Program to Help First-Time Buyers of Illinois Foreclosure Homes

by on States

A study showed that many Illinois residents are living less financially comfortable today than they were two years ago.

DuPage County launched a program to help people pay their utility bills. So far, the program was able to process about 25 percent requests for help, higher than the total figures last year when the unemployment rate was still manageable.

Recently, DuPage County Board members gave approval for the distribution of over $3.6 million for a program that will help struggling residents pay their living costs. Included in the allocated funds were energy assistance grants amounting to $260,580. Illinois Home Weatherization Assistance Program’s grant fund of $2.3 million, partial funding of $500,000 for an administration center for the Public Action to Deliver Shelter (PAD) and assistance for first-time buyers of foreclosure homes.

The assistance program for first-time homebuyers is made possible through the county’s coordination with the DuPage Homeownership Center. The DuPage Homestead Program seeks funding sources to provide home loans with low interest rates, according to Homeownership Center executive director Dru Bergman.

The program also aims to make it easy for families to live in DuPage. Since 1992, the program helped over 500 families purchase homes. Bergman said that so far, only one homeowner who purchased his house under the program lost it to foreclosure.

However, the Homeownership Center noted a growing number of people losing their homes to foreclosures. Before the mortgage crisis started in 2007, an estimated five families would seek help monthly at the foreclosure counseling service of the county. In 2006, around 54 homeowners received foreclosure counseling.
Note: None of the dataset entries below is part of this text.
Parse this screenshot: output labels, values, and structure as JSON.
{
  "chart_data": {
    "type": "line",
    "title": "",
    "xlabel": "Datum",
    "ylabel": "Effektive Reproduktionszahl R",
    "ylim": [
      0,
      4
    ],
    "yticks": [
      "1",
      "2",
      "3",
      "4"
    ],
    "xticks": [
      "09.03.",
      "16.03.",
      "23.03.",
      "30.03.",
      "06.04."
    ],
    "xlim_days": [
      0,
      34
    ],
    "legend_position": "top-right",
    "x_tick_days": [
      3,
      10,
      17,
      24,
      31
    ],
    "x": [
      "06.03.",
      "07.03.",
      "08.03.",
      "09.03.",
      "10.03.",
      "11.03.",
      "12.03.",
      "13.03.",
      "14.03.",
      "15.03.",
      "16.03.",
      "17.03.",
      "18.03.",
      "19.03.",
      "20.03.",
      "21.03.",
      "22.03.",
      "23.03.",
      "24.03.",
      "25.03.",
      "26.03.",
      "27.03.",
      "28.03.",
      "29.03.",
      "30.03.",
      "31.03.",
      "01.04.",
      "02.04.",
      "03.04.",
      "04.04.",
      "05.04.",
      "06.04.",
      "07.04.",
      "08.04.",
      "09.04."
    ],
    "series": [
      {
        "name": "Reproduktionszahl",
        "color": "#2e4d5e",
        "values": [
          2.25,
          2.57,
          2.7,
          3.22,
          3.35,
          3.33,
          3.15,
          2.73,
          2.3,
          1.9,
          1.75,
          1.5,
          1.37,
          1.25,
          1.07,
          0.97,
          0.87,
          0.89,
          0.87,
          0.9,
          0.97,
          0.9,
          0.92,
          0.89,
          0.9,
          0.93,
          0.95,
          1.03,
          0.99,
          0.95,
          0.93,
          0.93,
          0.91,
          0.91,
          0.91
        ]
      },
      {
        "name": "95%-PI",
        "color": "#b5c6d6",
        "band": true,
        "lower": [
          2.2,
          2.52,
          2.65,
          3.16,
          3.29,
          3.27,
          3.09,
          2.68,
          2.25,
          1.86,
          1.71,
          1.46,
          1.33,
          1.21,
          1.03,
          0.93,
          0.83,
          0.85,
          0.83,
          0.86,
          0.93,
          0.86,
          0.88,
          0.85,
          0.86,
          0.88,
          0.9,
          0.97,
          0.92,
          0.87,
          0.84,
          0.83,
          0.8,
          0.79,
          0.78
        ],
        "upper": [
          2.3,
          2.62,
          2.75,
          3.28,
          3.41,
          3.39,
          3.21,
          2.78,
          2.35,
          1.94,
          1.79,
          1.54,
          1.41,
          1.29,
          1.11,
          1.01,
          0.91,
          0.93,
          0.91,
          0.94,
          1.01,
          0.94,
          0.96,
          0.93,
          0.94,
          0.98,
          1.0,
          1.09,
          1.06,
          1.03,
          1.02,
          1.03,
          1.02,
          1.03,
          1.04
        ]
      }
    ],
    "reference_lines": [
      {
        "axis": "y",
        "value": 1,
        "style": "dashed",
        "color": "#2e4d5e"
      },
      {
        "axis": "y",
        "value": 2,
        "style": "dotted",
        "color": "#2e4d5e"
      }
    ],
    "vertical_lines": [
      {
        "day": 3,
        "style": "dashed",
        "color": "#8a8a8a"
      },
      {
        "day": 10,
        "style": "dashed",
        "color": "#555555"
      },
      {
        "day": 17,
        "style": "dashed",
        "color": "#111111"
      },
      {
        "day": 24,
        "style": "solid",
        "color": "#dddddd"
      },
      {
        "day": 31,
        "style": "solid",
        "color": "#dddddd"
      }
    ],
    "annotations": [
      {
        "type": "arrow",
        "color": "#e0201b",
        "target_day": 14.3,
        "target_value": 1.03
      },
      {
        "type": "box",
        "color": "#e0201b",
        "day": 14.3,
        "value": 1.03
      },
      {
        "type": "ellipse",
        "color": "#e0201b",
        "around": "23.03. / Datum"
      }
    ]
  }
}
But since then, the number of homeowners seeking foreclosure counseling went up dramatically. From January to August this year, there were already 374 troubled homeowners who sought the help of the center. Bergman noted that some homeowners who seek help were victims of bad mortgage loans.

Meanwhile, the county’s Low Income Home Energy Assistance Program was able to help about 10,881 since it started last September up to May. The figures represented an increase of over 2,000 homeowners compared with the previous year.

The county was able to distribute nearly $4.65 million, thanks to a 34 percent federal funding increase. County officials said that income eligibility requirement for the program will be increased to 200 percent from 150 percent of the poverty line which is $33,072 annually for a four-member family.